This was published under the 2010 to 2015 Conservative and Liberal Democrat coalition government
Response to the Select Commitee’s report on gambling published.
The Government is today calling for evidence on any link between problem gambling and B2 machines (sometimes referred to as fixed odds betting terminals, or FOBTs) as part of a consultation it has launched to review the maximum stake and prize limits for gaming machines.
In a response to the on-going debate about B2 machines, including persistent concerns about their link to problem gambling, the Government has decided to call for evidence on the potential social impact B2 machines may have. It will be seeking the views from the gambling industry, problem gambling groups and others on how a change to the level of stake and/or prize for B2 machines would have an effect socially, in terms of gambling related harm, or economically, such as the impact on high street betting shops, investment and employment. The Government has today responded to the Culture, Media and Sport Select Committee’s report into Gambling and rejected their recommendation to ease current restrictions on B2 gaming machines.
The three month consultation, entitled Gambling Act 2005: Triennial Review of Gaming Machines Stake and Prize Limits is also inviting the gambling industry, charities as well as faith and community groups for their input on the value of stakes and prizes on a range of gaming machines. The review will apply to those gaming machines classified as category B, C and D and found in venues such as betting shops, casinos, arcades and pubs.
Minister for Sport and Tourism, Hugh Robertson said: “The Government’s response balances the need to acknowledge gambling’s contribution to the economy with an explicit recognition of the need to protect players, particularly at the higher end stakes.
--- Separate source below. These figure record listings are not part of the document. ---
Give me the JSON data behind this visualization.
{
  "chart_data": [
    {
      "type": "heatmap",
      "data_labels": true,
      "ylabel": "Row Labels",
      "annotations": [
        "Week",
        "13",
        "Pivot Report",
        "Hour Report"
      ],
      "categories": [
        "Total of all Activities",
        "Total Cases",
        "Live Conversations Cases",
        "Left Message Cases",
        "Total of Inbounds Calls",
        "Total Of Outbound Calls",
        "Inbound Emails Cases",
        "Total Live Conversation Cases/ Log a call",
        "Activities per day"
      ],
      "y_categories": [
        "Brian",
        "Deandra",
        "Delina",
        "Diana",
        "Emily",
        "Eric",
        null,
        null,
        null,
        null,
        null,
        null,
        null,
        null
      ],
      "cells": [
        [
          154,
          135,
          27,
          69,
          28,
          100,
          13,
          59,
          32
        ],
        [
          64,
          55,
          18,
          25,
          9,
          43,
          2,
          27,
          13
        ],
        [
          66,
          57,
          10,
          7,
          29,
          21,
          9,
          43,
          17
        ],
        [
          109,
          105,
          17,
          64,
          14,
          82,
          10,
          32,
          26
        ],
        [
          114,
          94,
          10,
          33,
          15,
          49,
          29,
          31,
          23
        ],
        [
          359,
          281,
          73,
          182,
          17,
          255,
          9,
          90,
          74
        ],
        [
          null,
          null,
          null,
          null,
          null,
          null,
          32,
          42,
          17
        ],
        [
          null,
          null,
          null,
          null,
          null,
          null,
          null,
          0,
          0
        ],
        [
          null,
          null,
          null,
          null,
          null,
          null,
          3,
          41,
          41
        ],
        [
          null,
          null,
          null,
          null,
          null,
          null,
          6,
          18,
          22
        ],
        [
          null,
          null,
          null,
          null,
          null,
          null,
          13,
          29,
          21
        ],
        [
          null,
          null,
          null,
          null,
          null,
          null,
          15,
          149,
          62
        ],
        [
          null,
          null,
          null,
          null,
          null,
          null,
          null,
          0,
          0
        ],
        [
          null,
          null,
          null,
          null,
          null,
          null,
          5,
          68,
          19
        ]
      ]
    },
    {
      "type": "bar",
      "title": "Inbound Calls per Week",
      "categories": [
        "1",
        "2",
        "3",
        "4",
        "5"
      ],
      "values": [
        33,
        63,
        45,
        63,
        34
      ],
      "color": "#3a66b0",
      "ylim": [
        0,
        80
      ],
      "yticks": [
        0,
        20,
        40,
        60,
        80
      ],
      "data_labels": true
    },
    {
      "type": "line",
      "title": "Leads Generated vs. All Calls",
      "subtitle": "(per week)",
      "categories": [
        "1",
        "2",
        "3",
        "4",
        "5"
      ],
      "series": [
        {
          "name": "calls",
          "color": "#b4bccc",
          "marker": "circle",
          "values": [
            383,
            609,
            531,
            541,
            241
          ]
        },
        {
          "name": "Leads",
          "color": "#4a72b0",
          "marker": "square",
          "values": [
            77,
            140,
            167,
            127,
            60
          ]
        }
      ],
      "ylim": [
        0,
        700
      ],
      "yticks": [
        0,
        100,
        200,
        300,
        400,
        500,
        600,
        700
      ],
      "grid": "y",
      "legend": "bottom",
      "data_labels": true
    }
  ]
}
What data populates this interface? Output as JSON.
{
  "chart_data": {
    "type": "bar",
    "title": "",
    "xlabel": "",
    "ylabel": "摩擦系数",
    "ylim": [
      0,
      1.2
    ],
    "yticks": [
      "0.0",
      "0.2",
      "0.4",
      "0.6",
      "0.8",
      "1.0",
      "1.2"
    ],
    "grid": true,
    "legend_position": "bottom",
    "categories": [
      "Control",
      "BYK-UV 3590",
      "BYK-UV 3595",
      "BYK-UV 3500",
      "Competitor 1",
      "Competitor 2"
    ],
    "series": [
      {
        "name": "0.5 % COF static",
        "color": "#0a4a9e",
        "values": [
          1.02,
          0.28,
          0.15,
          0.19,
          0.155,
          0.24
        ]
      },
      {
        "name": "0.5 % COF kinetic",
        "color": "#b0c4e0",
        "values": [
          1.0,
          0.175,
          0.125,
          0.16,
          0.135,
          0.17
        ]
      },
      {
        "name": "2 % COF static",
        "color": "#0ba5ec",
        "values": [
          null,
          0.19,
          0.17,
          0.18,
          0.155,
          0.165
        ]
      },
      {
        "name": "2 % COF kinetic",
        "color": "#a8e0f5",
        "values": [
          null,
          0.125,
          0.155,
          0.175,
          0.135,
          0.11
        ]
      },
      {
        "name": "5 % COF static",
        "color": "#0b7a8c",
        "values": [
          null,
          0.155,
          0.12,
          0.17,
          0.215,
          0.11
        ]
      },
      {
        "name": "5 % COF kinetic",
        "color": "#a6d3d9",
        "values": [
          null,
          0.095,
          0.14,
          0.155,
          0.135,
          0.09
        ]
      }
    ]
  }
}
We recognise the current concerns about the impact of such machines, are undertaking an evidence based review and will take action if necessary.”
The consultation sets out four possible options to consider including a preferred option from the Government. This proposal includes B2 machines stake and prizes remaining the same until more robust evidence is gathered, the casino industry trialling consumer protection measures, such as the use of tracking technology to monitor patterns of play and a proposal to make slight increases to the maximum prizes for category C and D machines that is expected to deliver economic benefits to bingo halls, and seaside amusement arcades and pubs.
The other options to be considered include one to do nothing, so the current stake and prizes remain the same, one proposal that would see an increase to the monetary levels to cover inflation from 2007, when the Gambling Act came into force and a package that has been put forward by the gambling industry. Subject to the outcome of the consultation the Department for Culture, Media and Sport will develop and agree final proposals to take forward with the Gambling Commission, the body responsible for regulating the industry in Great Britain, with any changes to the stake and prizes covering category B, C and D gaming machines expected to be implemented towards the end of 2013, subject to Parliamentary approval.
Aside from rejecting the recommendations by the Committee to ease restrictions on B2 gaming machines, the Government response recognises the importance of gambling as a legitimate part of the leisure industry and the contribution it makes to the economy but also acknowledged that for others it can cause serious harm and distress. The Government agrees with the Committee about the importance of getting a better understanding on the relationship between different types of gambling, including machine gaming, and problem gambling. It has welcomed the strategic priorities set out last November by the Responsible Gambling Strategy Board and the Responsible Gambling Trust to commission independent research on gaming machines that will help shape future policy.
The response also highlighted the Government’s commitment to ensuring customers are protected by consistent regulation of the online market. A draft Bill to ensure greater protection measures for British based users of remote gambling services, including online bingo, casino websites and telephone betting was published last month and is before the Culture Select Committee for scrutiny.
Notes to Editors
The consultation document, Gambling Act 2005: Triennial Review of Gaming Machines Stake and Prize Limits is available here.
The Government’s response to the Culture, Media and Sports Select Committee’s report into Gambling is available here.
The Gambling Commission was set up under the Gambling Act 2005 to regulate commercial gambling in Great Britain.